The error is of course in the way ROS handles COMMIT requests to VirtualAlloc, in that it defers committing the memory until something touches it... (that is no joke)
The first step to research this was (for me) to see the behaviour of GlobalMemoryStatus, and indeed it was broken - it was unimplemented... So what do I do? I "dig where I stand". I start an attempt implementing the missing functionality.
So the reason I came to touch Ps, and am digging way deeper in Mm than I'd really like to, is simply the GlobalMemoryStatus(Ex) Win32 API function(s), to even be able to verify, from user-mode, behaviour.
[...]
On a sidenote, the only public reference to PS_QUOTA_TYPE I could
find
were from a PDB file transcript from ntdll, posted at a french
site.
It should be added to the NDK.
Agreed. But as I didn't know if that's still your baby (SVN access or not) and only synched at intervals, or if it has been "adopted", and if adding such data types, even if suspected to be correct, from such few and vague information source was even acceptable... I played it safe and used just the indices. Thanks for sharing the typename.
If concensus is that adding that data type introduces no problems, even if from such a vague source, I'm in favor of adding it (as it'd solve more than one immediate problem).
- The quota routines require interlocks
Yep. Even requires a lock for checking and updating QuotaPeak.
No it doesn't, you can use Interlocked Compare Exchange.
Are you thinking of the, semantically non-obvious for maintenance programmers,
OldVal = Interlocked*Add(&Quota, Addend); InterlockedCompareExchange(&Peak, OldVal + Addend, OldVal + Addend);
?
I think using a spinlock for that would make it much more obvious. Should profiling display it had a measurable impact on execution, sure. But we should also keep in mind we are then trading a single spinlock for two *locked* (bus-snooping/cache-invalidating) instructions. I don't know which is worse (performance wise).
- They also require a global spinlock in the "give back" case.
I don't follow. Why? I'd imagine the "give back" case to be simpler than the charge case, as the former only needs to decrement the
usage
(InterlockedExchangeAdd with a negative value), while the latter
needs
to increment, followed by comparing with and possibly update Peak.
The global spinlock is required when inserting new quota blocks, dereferencing them, expanding the quota and giving back the quota.

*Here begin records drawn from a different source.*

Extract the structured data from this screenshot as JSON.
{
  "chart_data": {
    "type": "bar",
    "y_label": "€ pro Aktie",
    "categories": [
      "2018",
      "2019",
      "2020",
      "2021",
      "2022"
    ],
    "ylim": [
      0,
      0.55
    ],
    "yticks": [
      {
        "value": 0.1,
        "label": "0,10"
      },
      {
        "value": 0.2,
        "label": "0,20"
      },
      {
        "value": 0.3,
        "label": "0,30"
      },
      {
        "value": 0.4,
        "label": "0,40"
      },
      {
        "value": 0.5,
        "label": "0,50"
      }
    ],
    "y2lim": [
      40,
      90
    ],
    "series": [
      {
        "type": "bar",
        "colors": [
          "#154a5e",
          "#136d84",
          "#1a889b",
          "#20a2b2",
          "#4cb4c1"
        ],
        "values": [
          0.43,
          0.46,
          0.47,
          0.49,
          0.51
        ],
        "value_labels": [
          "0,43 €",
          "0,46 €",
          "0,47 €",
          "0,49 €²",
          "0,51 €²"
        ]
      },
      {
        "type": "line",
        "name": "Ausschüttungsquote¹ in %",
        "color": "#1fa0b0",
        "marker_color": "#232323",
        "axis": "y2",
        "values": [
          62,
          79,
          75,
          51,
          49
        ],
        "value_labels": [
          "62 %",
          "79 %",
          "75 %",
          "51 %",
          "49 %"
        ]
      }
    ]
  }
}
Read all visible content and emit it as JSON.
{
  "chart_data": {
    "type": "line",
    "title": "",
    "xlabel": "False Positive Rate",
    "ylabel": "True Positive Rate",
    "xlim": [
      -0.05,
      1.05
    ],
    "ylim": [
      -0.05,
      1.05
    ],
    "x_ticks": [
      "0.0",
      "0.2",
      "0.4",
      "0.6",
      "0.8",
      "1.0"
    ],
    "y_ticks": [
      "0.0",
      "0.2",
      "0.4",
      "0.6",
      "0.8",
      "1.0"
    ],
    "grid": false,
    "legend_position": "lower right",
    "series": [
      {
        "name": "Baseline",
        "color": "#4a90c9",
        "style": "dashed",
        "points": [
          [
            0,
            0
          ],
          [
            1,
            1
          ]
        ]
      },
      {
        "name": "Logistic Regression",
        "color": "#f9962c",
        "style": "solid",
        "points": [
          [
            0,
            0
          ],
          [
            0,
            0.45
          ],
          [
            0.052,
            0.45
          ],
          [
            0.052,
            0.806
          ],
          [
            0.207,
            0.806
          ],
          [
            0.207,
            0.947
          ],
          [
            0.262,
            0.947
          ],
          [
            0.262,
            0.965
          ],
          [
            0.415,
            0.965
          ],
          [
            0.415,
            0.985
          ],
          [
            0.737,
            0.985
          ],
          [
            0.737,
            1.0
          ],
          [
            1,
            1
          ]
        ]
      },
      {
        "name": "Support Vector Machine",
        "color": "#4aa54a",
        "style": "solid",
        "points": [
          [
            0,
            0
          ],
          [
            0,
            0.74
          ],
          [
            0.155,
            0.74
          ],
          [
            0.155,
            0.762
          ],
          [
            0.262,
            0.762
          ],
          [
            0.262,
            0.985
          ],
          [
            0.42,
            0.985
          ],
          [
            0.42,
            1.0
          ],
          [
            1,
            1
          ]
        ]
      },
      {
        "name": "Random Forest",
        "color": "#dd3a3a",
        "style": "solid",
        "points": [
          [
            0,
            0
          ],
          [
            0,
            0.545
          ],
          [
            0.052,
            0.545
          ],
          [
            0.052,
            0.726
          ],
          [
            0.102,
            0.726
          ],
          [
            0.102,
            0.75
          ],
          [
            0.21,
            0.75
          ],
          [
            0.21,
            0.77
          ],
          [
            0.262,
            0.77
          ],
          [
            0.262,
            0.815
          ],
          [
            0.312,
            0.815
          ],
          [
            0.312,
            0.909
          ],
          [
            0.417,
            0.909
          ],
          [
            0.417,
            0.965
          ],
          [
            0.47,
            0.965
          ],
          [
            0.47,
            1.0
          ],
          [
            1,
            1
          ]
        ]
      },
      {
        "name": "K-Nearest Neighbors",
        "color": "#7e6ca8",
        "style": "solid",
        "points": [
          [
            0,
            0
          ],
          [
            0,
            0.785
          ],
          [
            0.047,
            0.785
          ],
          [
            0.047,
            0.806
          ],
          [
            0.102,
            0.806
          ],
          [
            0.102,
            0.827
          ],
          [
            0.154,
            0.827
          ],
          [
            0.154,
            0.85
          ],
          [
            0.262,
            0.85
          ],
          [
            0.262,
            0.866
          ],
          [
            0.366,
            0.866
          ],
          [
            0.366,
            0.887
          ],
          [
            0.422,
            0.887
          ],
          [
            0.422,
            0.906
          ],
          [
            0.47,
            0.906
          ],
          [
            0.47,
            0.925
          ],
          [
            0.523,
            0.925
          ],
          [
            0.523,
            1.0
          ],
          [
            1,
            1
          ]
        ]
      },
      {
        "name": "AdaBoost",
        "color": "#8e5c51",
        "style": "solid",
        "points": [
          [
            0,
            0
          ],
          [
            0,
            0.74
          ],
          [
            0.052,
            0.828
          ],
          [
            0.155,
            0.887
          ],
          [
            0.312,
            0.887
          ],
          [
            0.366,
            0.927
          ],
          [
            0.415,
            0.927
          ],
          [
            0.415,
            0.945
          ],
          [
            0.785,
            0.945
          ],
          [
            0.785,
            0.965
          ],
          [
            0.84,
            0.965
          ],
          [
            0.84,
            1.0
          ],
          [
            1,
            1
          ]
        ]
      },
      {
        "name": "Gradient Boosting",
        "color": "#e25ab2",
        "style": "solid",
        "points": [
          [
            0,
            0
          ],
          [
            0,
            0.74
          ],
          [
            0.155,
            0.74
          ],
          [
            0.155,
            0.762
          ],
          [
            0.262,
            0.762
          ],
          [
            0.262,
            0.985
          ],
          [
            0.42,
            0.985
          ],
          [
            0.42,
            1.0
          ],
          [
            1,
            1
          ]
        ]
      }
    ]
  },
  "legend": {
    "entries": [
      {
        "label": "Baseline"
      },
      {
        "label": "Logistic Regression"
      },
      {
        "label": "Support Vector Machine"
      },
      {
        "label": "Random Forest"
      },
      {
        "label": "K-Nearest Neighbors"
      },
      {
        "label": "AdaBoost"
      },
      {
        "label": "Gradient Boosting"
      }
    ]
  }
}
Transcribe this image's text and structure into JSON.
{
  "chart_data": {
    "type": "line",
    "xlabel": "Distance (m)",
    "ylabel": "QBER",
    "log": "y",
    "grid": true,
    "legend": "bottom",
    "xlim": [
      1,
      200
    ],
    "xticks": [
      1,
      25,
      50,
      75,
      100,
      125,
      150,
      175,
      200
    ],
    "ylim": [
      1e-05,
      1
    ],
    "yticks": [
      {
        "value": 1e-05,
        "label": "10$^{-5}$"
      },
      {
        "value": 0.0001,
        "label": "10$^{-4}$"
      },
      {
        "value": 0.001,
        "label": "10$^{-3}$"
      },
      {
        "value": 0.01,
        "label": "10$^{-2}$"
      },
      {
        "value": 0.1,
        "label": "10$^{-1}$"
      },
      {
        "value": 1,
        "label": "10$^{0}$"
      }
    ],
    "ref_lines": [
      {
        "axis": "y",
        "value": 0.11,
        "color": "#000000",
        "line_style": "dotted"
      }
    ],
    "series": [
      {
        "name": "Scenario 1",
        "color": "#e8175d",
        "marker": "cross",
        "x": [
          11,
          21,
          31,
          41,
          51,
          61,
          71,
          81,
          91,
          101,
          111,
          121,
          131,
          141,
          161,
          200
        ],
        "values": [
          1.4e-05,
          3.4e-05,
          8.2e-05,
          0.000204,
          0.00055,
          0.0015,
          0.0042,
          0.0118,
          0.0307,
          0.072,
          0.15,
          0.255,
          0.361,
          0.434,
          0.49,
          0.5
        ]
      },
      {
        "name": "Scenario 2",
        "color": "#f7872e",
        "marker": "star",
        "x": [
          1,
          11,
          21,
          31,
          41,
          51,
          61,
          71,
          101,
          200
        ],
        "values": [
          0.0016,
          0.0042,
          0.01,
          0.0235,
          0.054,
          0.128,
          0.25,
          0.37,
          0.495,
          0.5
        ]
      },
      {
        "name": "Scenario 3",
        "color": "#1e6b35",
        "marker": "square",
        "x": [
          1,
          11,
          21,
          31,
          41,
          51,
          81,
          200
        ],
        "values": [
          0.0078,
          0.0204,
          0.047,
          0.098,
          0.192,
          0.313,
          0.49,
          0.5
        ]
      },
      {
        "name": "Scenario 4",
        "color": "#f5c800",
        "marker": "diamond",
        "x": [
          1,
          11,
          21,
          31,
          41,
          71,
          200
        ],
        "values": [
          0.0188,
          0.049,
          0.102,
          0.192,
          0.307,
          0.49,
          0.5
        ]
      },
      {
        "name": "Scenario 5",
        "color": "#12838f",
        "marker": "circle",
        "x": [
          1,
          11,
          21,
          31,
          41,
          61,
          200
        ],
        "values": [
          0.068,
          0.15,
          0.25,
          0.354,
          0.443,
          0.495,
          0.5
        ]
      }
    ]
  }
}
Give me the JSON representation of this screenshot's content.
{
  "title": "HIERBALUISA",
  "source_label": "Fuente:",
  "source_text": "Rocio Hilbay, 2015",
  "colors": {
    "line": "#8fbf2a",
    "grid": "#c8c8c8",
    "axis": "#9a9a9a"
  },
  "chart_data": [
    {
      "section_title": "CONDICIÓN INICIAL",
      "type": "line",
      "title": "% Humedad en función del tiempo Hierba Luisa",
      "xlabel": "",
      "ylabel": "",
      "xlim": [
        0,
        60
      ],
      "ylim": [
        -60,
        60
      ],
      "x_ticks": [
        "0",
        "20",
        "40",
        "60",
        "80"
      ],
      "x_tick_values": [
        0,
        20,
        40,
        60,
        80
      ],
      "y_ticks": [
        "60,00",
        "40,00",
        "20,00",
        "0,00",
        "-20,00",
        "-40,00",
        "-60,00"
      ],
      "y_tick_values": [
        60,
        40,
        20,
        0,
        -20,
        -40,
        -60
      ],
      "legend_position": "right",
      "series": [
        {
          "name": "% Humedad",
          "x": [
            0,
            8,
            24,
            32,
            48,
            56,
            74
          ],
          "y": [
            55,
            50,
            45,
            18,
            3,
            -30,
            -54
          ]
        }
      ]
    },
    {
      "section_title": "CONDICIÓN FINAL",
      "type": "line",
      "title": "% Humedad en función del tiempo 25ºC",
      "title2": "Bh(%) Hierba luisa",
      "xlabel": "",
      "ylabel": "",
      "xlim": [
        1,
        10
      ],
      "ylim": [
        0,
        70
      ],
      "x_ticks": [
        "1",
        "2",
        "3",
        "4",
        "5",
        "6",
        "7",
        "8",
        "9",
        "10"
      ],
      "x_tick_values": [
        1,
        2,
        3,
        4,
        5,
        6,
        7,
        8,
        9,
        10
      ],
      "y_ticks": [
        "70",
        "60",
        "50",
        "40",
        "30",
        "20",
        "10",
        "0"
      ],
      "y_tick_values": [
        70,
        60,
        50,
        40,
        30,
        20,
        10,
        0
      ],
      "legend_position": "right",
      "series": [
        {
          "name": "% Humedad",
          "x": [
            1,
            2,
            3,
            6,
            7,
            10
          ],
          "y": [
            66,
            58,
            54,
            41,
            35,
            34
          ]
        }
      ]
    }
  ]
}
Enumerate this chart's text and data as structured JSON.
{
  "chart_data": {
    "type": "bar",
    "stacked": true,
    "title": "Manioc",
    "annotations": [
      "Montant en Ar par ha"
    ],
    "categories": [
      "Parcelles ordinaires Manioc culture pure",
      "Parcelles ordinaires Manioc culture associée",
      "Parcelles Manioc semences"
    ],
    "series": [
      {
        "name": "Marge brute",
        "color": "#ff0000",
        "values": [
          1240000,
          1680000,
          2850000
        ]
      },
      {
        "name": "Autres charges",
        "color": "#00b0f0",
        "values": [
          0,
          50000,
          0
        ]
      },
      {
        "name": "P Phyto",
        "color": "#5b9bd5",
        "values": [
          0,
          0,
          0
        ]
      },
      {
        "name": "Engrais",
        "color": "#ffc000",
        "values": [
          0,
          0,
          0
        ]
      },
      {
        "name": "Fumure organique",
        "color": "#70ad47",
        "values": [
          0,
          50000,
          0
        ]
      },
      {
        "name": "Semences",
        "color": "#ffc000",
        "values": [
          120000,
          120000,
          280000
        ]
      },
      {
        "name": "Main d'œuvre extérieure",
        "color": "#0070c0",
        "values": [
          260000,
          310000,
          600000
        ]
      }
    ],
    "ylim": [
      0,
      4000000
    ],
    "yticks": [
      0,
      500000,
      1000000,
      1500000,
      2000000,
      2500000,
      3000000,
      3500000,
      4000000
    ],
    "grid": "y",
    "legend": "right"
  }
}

Ah, right... the quota blocks. As already displayed I didn't touch them (I honestly don't even know what they are for yet). I only looked at the (immediate) process quota entries. The linked lists I never touched.
I still disagree with trunk-is-a-playground
I have never disagreed with that, so I'm not sure what you're referring to.
and I think that pseudo-code should go in branches, but you're free
to disagree.
I suggest you take that discussion with the project coordinator, that I cleared that diff with and he explicitly stated a preference for it even after I mentioned "branch".
I disagree with you re. comments. I think pseudo-code in comments (in trunk even) is to prefer, as it can explain behaviours and intentions way better than plain english or even documentation. If those comments help maintenance-programmers ten or more years from now, even if only one single person, the comments were well spent time and place.